Sekarang mari kita pikirkan dapatkah suatu bangsa meraih kejayaannya jika orang-orang di dalamnya memiliki akhlak yang rusak? Dapatkan suatu bangsa akan maju bila anak-anak yang ada di dalamnya tidak menghormati orang tua dan gurunya? Sebaliknya bagaimana bila orang tua dan guru pun tidak menyayangi dan memperhatikan anak kandung dan anak didiknya? Dapatkah suatu bangsa akan maju, bila anggota masyarakatnya tidak memiliki akhlak berupa syukur kepada Allah dengan ibadah dan ketaatan? Apa yang akan terjadi bila orang-orang mempunyai sifat malas dan tidak mau ber-mujahadah (berjuang keras) untuk memperbaiki diri, keluarga, masyarakat, lingkungan sekitar dan negaranya?

Betapa baiknya orang tua yang dapat memfasilitasi anaknya dengan hand phone, uang yang cukup, kendaraan, rumah dan sebagainya. Namun, seandainya orang tua tidak mendidik akhlaknya, maka pemberian tersebut menjadi tidak ada nilainya. Seorang anak yang rusak akhlaknya itu menghabiskan biaya yang sangat mahal. Seorang anak yang berakhlak buruk dapat mengambil harta orang tuanya tanpa ijin, menjual TV, radio, dan apa saja yang ada di rumah dan bahkan dapat memaksa orang tua untuk memenuhi keinginannya. Betapa hancur hati orang tua yang diancam dengan dikalungi clurit oleh anak kandungnya sendiri.

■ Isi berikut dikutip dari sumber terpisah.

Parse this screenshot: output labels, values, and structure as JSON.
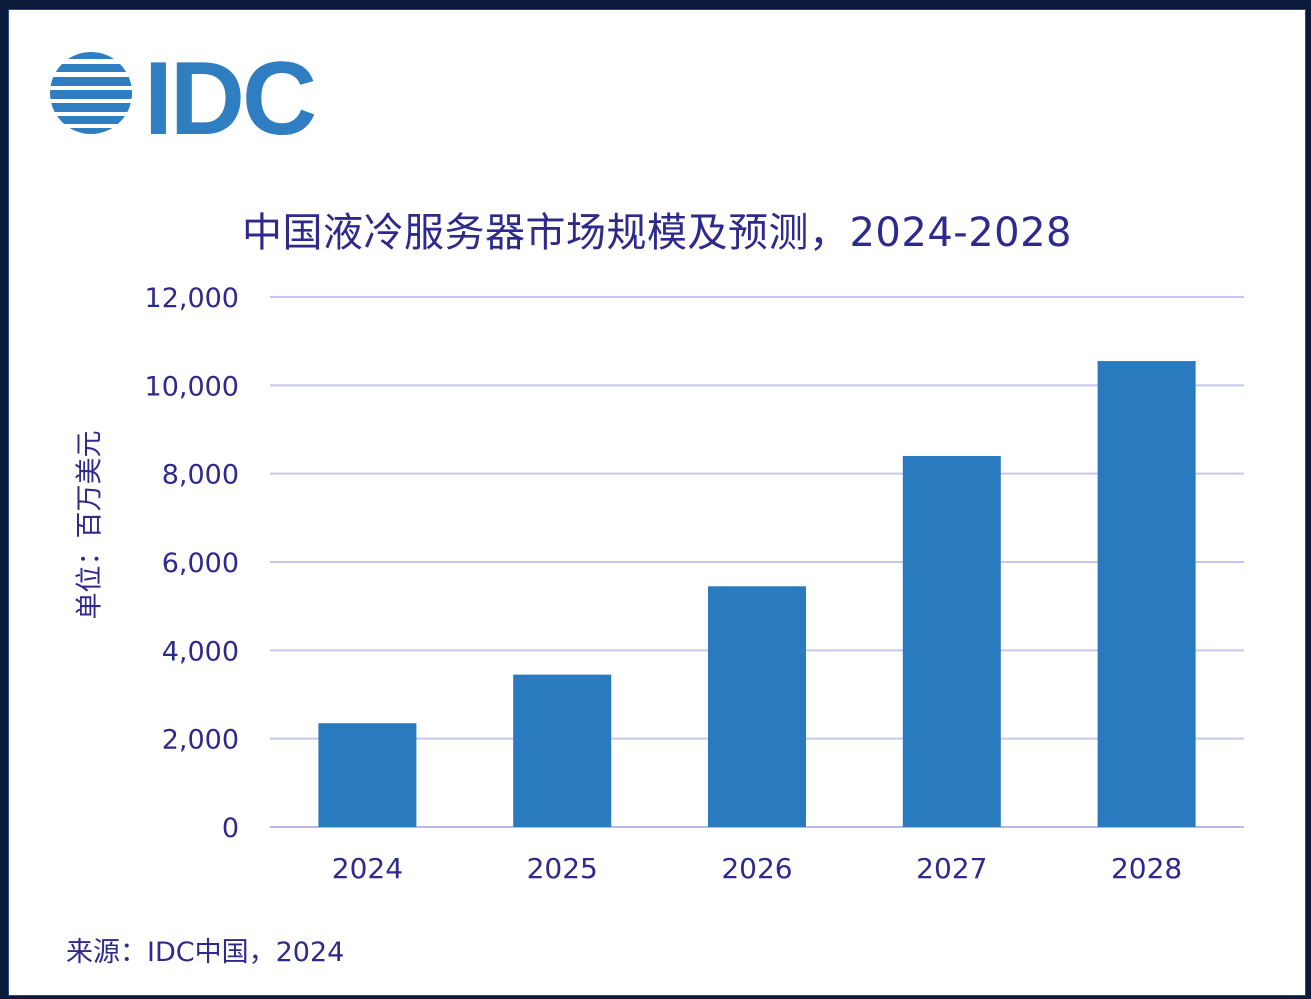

Anak yang bermasalah akan menjadi beban bagi orang tuanya. Seorang anak yang berakhlak buruk dapat membuat orang tuanya yang kaya jatuh menjadi miskin, sakit-sakitan dan menderita secara fisik dan mental. Anak yang bermasalah bahkan dapat mengganggu kenyamanan lingkungan sekitarnya, membuat keonaran dan menjadi biang masalah yang ada. Na’udzu billahi min dzalik. Beruntunglah orang tua yang diberi rezki berupa anak, lalu dididik akhlak dan ilmu pengetahuan, sehingga anak tersebut akan memberikan syafa’at kepada orang tuanya. Sebaliknya, sungguh rugi orang tua yang menelantarkan anaknya bodoh dan berakhlak buruk, karena segala dosa yang dilakukan anak tersebut akan ditimpakan juga kepada orang tuanya yang masa bodoh pada pendidikan anaknya. Sekolah-sekolah berasrama kini berlomba menawarkan character building (pembangunan karakter atau akhlak mulia dan unggul) kepada masyarakat, di samping mutu pendidikan, mengingat betapa pentingnya masalah akhlak.

Akhinal khiram yang di Cintai Allah swt

Kedua, mendidik anak pahalanya lebih besar daripada pahala sedekah satu sha’ (sekitar satu liter) setiap hari. Syekh Nawawi mengutip perkataan Imam Al-Manawi yang menyebutkan, bila anak dididik, maka akhlaknya yang mulia dan ibadahnya yang benar akan menjadi sedekah jariyah bagi orang tuanya, sedangkan sedekah satu sha’ pahalanya terputus bila tidak lagi dilakukan. Sedekah jariyah adalah sedekah yang pahalanya akan terus mengalir kepada pelakunya, bahkan sekalipun pelakunya sudah meninggal dunia. Orang tua yang bekerja keras mendidik anaknya, sehingga anaknya menjadi anak yang shalih, maka anak tersebut kedudukannya seperti sedekah jariyah bagi orang tuanya. Doa anak shalih terus mengalir kebaikannya untuk orang tuanya, sekalipun orang tuanya tersebut sudah terbujur di dalam kubur.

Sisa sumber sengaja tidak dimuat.